Journal of the American Chemical Society, Vol.137, No.29, 9289-9295, 2015
Near-Infrared Lasing from Small-Molecule Organic Hemispheres
Near-infrared (NIR) lasers are key components for applications, such as telecommunication, spectroscopy, display, and biomedical tissue imaging. Inorganic III-V semiconductor (GaAs) NIR lasers have achieved great successes but require expensive and sophisticated device fabrication techniques. Organic semiconductors exhibit chemically tunable optoelectronic properties together with self-assembling features that are well suitable for low-temperature solution processing.

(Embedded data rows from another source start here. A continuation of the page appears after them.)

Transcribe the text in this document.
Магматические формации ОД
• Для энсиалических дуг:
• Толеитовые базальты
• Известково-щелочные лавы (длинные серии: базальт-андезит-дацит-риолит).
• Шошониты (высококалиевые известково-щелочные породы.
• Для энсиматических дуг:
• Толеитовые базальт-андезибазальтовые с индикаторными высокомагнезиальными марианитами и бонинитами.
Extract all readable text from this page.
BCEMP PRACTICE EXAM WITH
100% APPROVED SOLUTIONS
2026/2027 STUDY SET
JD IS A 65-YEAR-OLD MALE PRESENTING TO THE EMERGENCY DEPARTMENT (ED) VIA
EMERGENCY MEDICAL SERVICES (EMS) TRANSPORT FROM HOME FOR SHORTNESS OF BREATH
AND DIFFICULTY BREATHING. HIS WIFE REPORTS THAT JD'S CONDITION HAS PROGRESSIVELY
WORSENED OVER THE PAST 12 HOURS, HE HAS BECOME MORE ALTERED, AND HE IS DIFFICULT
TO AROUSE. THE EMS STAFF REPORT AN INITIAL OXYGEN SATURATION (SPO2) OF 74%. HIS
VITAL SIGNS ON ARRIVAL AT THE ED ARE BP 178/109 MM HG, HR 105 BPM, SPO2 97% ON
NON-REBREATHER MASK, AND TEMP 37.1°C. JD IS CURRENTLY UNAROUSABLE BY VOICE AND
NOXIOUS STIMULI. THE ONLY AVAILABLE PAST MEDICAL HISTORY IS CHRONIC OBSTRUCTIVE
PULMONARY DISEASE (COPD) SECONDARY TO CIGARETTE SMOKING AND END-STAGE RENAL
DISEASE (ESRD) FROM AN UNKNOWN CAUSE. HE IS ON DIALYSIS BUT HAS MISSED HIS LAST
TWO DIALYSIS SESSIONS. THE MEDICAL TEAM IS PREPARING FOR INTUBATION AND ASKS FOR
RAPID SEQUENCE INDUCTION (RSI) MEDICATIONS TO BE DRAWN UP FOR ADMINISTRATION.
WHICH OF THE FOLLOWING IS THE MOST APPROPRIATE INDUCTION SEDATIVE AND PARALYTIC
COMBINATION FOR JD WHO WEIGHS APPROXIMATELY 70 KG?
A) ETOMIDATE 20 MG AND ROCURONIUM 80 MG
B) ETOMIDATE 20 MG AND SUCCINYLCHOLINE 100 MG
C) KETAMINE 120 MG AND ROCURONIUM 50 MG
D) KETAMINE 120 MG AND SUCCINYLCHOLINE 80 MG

Major blocks in realizing NIR organic lasing include low stimulated emission of narrow-bandgap molecules due to fast nonradiative decay and exciton-exciton annihilation, which is considered as a main loss channel of population inversion for organic lasers under high carrier densities. Here we designed and synthesized the small organic molecule (E)-3-(4-(di-p-tolylamino)phenyl)-1-(1-hydroxynaphthalen-2-yl)prop-2-en-1-one (DPHP) with amphiphilic nature, which elaborately self-assembles into micrometer-sized hemispheres that simultaneously serves as the NIR emission medium with a photoluminescence quantum efficiency of similar to 15.2%, and the high-Q (similar to 1.4 x 10(3)) whispering gallery mode microcavity. Moreover, the radiative rate of DPHP hemispheres is enhanced up to similar to 1.98 x 109 s(-1) on account of the exciton-vibrational coupling in the solid state with the J-type molecular-coupling component, and meanwhile the exciton-exciton annihilation process is eliminated. As a result, NIR lasing with a low threshold of similar to 610 nJ/cm(2) is achieved in the single DPHP hemisphere at room temperature. Our demonstration is a major step toward incorporating the organic coherent light sources into the compact optoelectronic devices at NIR wavelengths.